The majority of Twig Farm’s cheeses are characterized by their amazing tomme-style, earthy rinds. When Michael first began making cheese, the cellar was obviously brand new, and devoid of any microbial bias. As the cave filled up, a beautiful mix of flora began to bloom on the exterior of the cheese – a fuzzy grayish mold with some rosier colors underneath, speckled with spots of white bloom. That cocktail of microbes has become the calling card of Twig Farm cheese, and a call to action to please eat the rind.

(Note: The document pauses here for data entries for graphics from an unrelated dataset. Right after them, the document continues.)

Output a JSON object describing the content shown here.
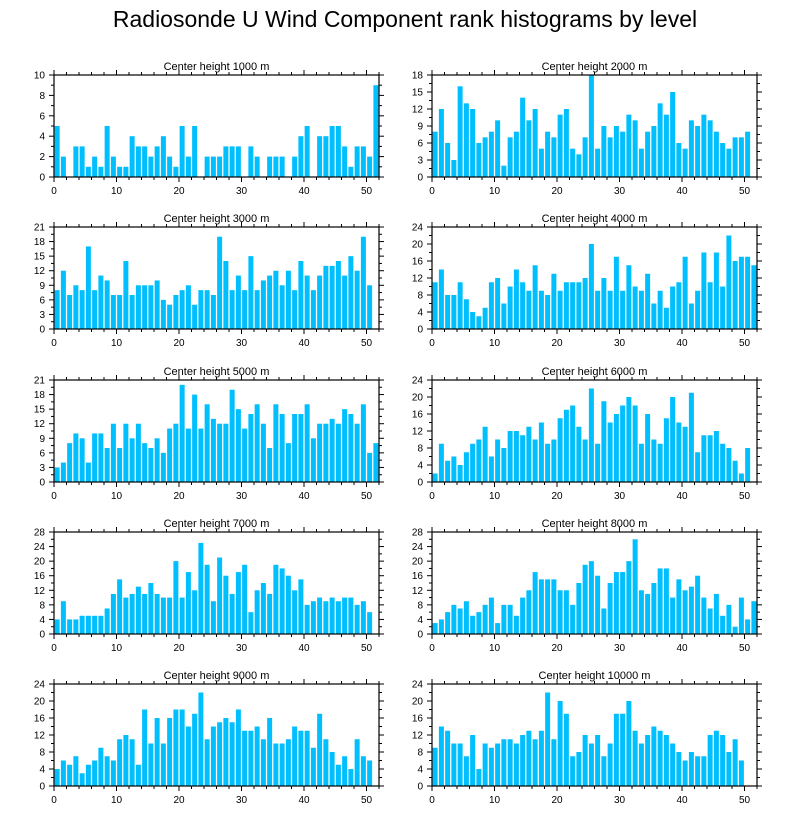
{
  "title": "Radiosonde U Wind Component rank histograms by level",
  "colors": {
    "bar": "#00BFFF",
    "axis": "#000000",
    "background": "#FFFFFF"
  },
  "chart_data": [
    {
      "type": "bar",
      "title": "Center height 1000 m",
      "xlim": [
        0,
        52
      ],
      "ylim": [
        0,
        10
      ],
      "xticks": [
        0,
        10,
        20,
        30,
        40,
        50
      ],
      "yticks": [
        0,
        2,
        4,
        6,
        8,
        10
      ],
      "values": [
        5,
        2,
        0,
        3,
        3,
        1,
        2,
        1,
        5,
        2,
        1,
        1,
        4,
        3,
        3,
        2,
        3,
        4,
        2,
        1,
        5,
        2,
        5,
        0,
        2,
        2,
        2,
        3,
        3,
        3,
        0,
        3,
        2,
        0,
        2,
        2,
        2,
        0,
        2,
        4,
        5,
        0,
        4,
        4,
        5,
        5,
        3,
        1,
        3,
        3,
        2,
        9
      ]
    },
    {
      "type": "bar",
      "title": "Center height 2000 m",
      "xlim": [
        0,
        52
      ],
      "ylim": [
        0,
        18
      ],
      "xticks": [
        0,
        10,
        20,
        30,
        40,
        50
      ],
      "yticks": [
        0,
        3,
        6,
        9,
        12,
        15,
        18
      ],
      "values": [
        8,
        12,
        6,
        3,
        16,
        13,
        12,
        6,
        7,
        8,
        10,
        2,
        7,
        8,
        14,
        10,
        12,
        5,
        8,
        7,
        11,
        12,
        5,
        4,
        7,
        18,
        5,
        9,
        7,
        9,
        8,
        11,
        10,
        5,
        8,
        9,
        13,
        11,
        15,
        6,
        5,
        10,
        9,
        11,
        10,
        8,
        6,
        5,
        7,
        7,
        8,
        0
      ]
    },
    {
      "type": "bar",
      "title": "Center height 3000 m",
      "xlim": [
        0,
        52
      ],
      "ylim": [
        0,
        21
      ],
      "xticks": [
        0,
        10,
        20,
        30,
        40,
        50
      ],
      "yticks": [
        0,
        3,
        6,
        9,
        12,
        15,
        18,
        21
      ],
      "values": [
        8,
        12,
        7,
        9,
        8,
        17,
        8,
        11,
        10,
        7,
        7,
        14,
        7,
        9,
        9,
        9,
        10,
        6,
        5,
        7,
        8,
        9,
        5,
        8,
        8,
        7,
        19,
        14,
        8,
        11,
        8,
        15,
        8,
        10,
        11,
        12,
        9,
        12,
        8,
        14,
        11,
        8,
        11,
        13,
        13,
        14,
        11,
        15,
        12,
        19,
        9,
        0
      ]
    },
    {
      "type": "bar",
      "title": "Center height 4000 m",
      "xlim": [
        0,
        52
      ],
      "ylim": [
        0,
        24
      ],
      "xticks": [
        0,
        10,
        20,
        30,
        40,
        50
      ],
      "yticks": [
        0,
        4,
        8,
        12,
        16,
        20,
        24
      ],
      "values": [
        11,
        14,
        8,
        8,
        11,
        7,
        4,
        3,
        5,
        11,
        12,
        6,
        10,
        14,
        11,
        9,
        15,
        9,
        8,
        13,
        9,
        11,
        11,
        11,
        12,
        20,
        9,
        12,
        9,
        17,
        9,
        15,
        10,
        9,
        13,
        6,
        9,
        5,
        10,
        11,
        17,
        6,
        9,
        18,
        11,
        18,
        10,
        22,
        16,
        17,
        17,
        15
      ]
    },
    {
      "type": "bar",
      "title": "Center height 5000 m",
      "xlim": [
        0,
        52
      ],
      "ylim": [
        0,
        21
      ],
      "xticks": [
        0,
        10,
        20,
        30,
        40,
        50
      ],
      "yticks": [
        0,
        3,
        6,
        9,
        12,
        15,
        18,
        21
      ],
      "values": [
        3,
        4,
        8,
        10,
        9,
        4,
        10,
        10,
        7,
        12,
        7,
        12,
        9,
        12,
        8,
        7,
        9,
        6,
        11,
        12,
        20,
        11,
        18,
        11,
        16,
        13,
        12,
        12,
        19,
        15,
        11,
        14,
        16,
        12,
        7,
        16,
        14,
        8,
        14,
        14,
        16,
        9,
        12,
        12,
        13,
        12,
        15,
        14,
        12,
        16,
        6,
        8
      ]
    },
    {
      "type": "bar",
      "title": "Center height 6000 m",
      "xlim": [
        0,
        52
      ],
      "ylim": [
        0,
        24
      ],
      "xticks": [
        0,
        10,
        20,
        30,
        40,
        50
      ],
      "yticks": [
        0,
        4,
        8,
        12,
        16,
        20,
        24
      ],
      "values": [
        2,
        9,
        5,
        6,
        4,
        7,
        9,
        10,
        13,
        6,
        10,
        8,
        12,
        12,
        11,
        13,
        10,
        14,
        9,
        10,
        15,
        17,
        18,
        13,
        10,
        22,
        9,
        19,
        14,
        16,
        18,
        20,
        18,
        9,
        16,
        10,
        9,
        15,
        20,
        14,
        13,
        21,
        7,
        11,
        11,
        12,
        9,
        8,
        5,
        2,
        8,
        0
      ]
    },
    {
      "type": "bar",
      "title": "Center height 7000 m",
      "xlim": [
        0,
        52
      ],
      "ylim": [
        0,
        28
      ],
      "xticks": [
        0,
        10,
        20,
        30,
        40,
        50
      ],
      "yticks": [
        0,
        4,
        8,
        12,
        16,
        20,
        24,
        28
      ],
      "values": [
        4,
        9,
        4,
        4,
        5,
        5,
        5,
        5,
        7,
        11,
        15,
        10,
        11,
        13,
        11,
        14,
        11,
        10,
        10,
        20,
        10,
        17,
        12,
        25,
        19,
        9,
        21,
        16,
        11,
        17,
        19,
        6,
        12,
        14,
        11,
        19,
        18,
        16,
        12,
        15,
        8,
        9,
        10,
        9,
        10,
        9,
        10,
        10,
        8,
        9,
        6,
        0
      ]
    },
    {
      "type": "bar",
      "title": "Center height 8000 m",
      "xlim": [
        0,
        52
      ],
      "ylim": [
        0,
        28
      ],
      "xticks": [
        0,
        10,
        20,
        30,
        40,
        50
      ],
      "yticks": [
        0,
        4,
        8,
        12,
        16,
        20,
        24,
        28
      ],
      "values": [
        3,
        4,
        6,
        8,
        7,
        9,
        5,
        6,
        8,
        10,
        3,
        8,
        8,
        5,
        10,
        12,
        17,
        15,
        15,
        15,
        12,
        12,
        8,
        14,
        19,
        20,
        16,
        7,
        14,
        17,
        17,
        20,
        26,
        12,
        11,
        14,
        18,
        18,
        10,
        15,
        12,
        13,
        16,
        10,
        7,
        11,
        5,
        8,
        2,
        10,
        4,
        9
      ]
    },
    {
      "type": "bar",
      "title": "Center height 9000 m",
      "xlim": [
        0,
        52
      ],
      "ylim": [
        0,
        24
      ],
      "xticks": [
        0,
        10,
        20,
        30,
        40,
        50
      ],
      "yticks": [
        0,
        4,
        8,
        12,
        16,
        20,
        24
      ],
      "values": [
        4,
        6,
        5,
        7,
        3,
        5,
        6,
        9,
        7,
        6,
        11,
        12,
        11,
        5,
        18,
        10,
        16,
        10,
        16,
        18,
        18,
        14,
        17,
        22,
        11,
        14,
        15,
        16,
        15,
        18,
        13,
        13,
        14,
        11,
        16,
        10,
        10,
        11,
        14,
        13,
        13,
        9,
        17,
        11,
        8,
        5,
        7,
        4,
        11,
        7,
        6,
        0
      ]
    },
    {
      "type": "bar",
      "title": "Center height 10000 m",
      "xlim": [
        0,
        52
      ],
      "ylim": [
        0,
        24
      ],
      "xticks": [
        0,
        10,
        20,
        30,
        40,
        50
      ],
      "yticks": [
        0,
        4,
        8,
        12,
        16,
        20,
        24
      ],
      "values": [
        9,
        14,
        13,
        10,
        10,
        7,
        12,
        4,
        10,
        9,
        10,
        11,
        11,
        10,
        12,
        13,
        11,
        13,
        22,
        11,
        20,
        17,
        7,
        8,
        12,
        10,
        12,
        7,
        10,
        17,
        17,
        20,
        13,
        10,
        12,
        14,
        13,
        12,
        10,
        8,
        6,
        8,
        7,
        7,
        12,
        13,
        12,
        8,
        11,
        6,
        0,
        0
      ]
    }
  ]
}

When Michael moved to the Champlain Valley to start Twig Farm, he also had an idea to have an orchard. Though that idea lay dormant for a few years (starting a goat cheese making operation is not easy) it is beginning to take shape in the form of a company called Shacksbury Cider. The Champlain Valley has been home to many orchards over the centuries, and now, there are miscellaneous apple trees, varieties that have fallen out of favor by commercial growers over the years, hidden in the backyards and fields surrounding Twig Farm. Michael has taken to harvesting them, analyzing their flavors, and fermenting them into hard cider, once a very popular drink in New England. The production, like his cheeses, is small for now, but if you are lucky enough to find a bottle of Shacksbury Cider somewhere, you should definitely buy it.
We learned all of this over lunch – a simple affair in Michael and Emily’s kitchen, their son Carter voraciously reading a book on the armchair near the window. We toasted bread, cut open a new round of Fuzzy Wheel freshly plucked from the cellar, and sipped some five year old cider that Michael had made. It was the best cider I’ve ever tasted. This is not to say that I’m a cider expert, because I’m not, but the combination of the yeasty, fruity, and slightly nutty bubbles with the fluffy, creamy, and musky cheese on fresh bread was one of those ‘A-Ha!’ moments. Where everything you’re eating melds together into a harmony that is tough to describe, and that you’d like to linger forever.
The rest of the trip was pretty mundane stuff – a night drive down the Taconic, which always terrifies me, Billy Joel tunes cranking on the stereo (also sort of terrifying, but equally awesome) ending with our arrival back to New York blanketed in thick snow. And then as a welcome home present from New York City, I got to dig myself a parking spot.